Auch die Wahlergebnisse und Wahlumfragen in ostdeutschen Ländern im September weisen in diese Richtung, die tatsächlich eine Art Zeitenwende mit allen positiven und durchaus auch negativen Implikationen darstellt.
Ein Kanzler als Notlösung
Aber zurück zu Olaf Scholz: Der Kanzler startete schwach, um dann im Laufe seiner Amtszeit stark nachzulassen. Nun rundet er seine historische Mission mit ein paar Auftritten ab, die sein politisches Wirken im Abgang schal erscheinen lassen.
Im Rückblick steht Scholz als der Bundeskanzler da, von dem niemand je so richtig begeistert war. Scholz war der „Last Man Standing“, der übrig blieb, nachdem viele, die seine Partei ursprünglich für geeigneter hielt, abgeschossen worden waren.
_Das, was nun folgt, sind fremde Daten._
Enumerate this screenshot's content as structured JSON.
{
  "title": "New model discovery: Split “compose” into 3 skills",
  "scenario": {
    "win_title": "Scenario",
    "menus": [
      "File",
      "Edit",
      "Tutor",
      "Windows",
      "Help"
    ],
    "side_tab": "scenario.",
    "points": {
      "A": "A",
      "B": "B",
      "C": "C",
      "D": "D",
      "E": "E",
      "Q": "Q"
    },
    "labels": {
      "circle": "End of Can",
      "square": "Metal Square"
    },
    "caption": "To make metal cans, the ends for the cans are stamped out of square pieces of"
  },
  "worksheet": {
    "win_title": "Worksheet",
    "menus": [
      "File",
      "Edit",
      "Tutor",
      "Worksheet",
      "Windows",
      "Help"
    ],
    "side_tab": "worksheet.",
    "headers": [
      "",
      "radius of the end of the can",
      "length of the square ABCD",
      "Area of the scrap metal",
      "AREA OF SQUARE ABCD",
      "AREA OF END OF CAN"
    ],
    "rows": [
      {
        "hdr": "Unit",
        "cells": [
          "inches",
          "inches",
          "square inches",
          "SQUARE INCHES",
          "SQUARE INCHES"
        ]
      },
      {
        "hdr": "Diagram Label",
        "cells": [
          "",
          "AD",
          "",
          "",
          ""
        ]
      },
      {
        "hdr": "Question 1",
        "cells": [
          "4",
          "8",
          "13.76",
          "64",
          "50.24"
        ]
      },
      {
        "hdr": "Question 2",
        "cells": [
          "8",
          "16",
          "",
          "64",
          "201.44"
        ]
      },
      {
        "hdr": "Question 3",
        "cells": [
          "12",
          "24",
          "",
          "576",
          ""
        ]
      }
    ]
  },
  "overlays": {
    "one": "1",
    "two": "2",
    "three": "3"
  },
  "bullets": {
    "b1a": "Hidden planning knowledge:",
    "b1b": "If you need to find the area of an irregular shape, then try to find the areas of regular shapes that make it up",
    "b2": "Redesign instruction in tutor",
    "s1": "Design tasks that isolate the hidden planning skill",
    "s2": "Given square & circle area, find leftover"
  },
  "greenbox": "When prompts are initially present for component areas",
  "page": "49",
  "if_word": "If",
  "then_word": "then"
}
Franz Müntefering, Matthias Platzeck, Kurt Beck, Sigmar Gabriel, Martin Schulz, Andrea Nahles, nicht zu vergessen die Kanzlerkandidaten Frank Walter Steinmeier und Peer Steinbrück: Jeder und jede „durfte mal ran“ und wurde bald ausgetauscht. Warum schob man Scholz nicht schon in den 2010er-Jahren nach vorne? Er war ja schon damals ein prominentes Parteimitglied gewesen. Die SPD wollte eher noch Saskia Esken als ihre Vorsitzende als ihn — was tief blicken lässt. Zusammen mit Norbert Walter-Borjans wählten die Parteimitglieder sie 2019 bei einer Urwahl noch vor dem langjährigen Ersten Bürgermeister Hamburgs und deutschen Finanzminister in den Parteivorsitz. Das neue Führungsduo aber verriet das Mitgliedervotum und trug dem Urwahl-Verlierer schon im August 2020 handstreichartig die Kanzlerkandidatur an. Das wäre an und für sich noch kein Beinbruch gewesen, lag die Union doch damals schon lange in Umfragen vorn. Doch Unions-Kandidat Armin Laschet patzte und wurde überdies von der Mainstreampresse, die wohl lieber Rot-Grün wollte, ungnädig niedergeschrieben.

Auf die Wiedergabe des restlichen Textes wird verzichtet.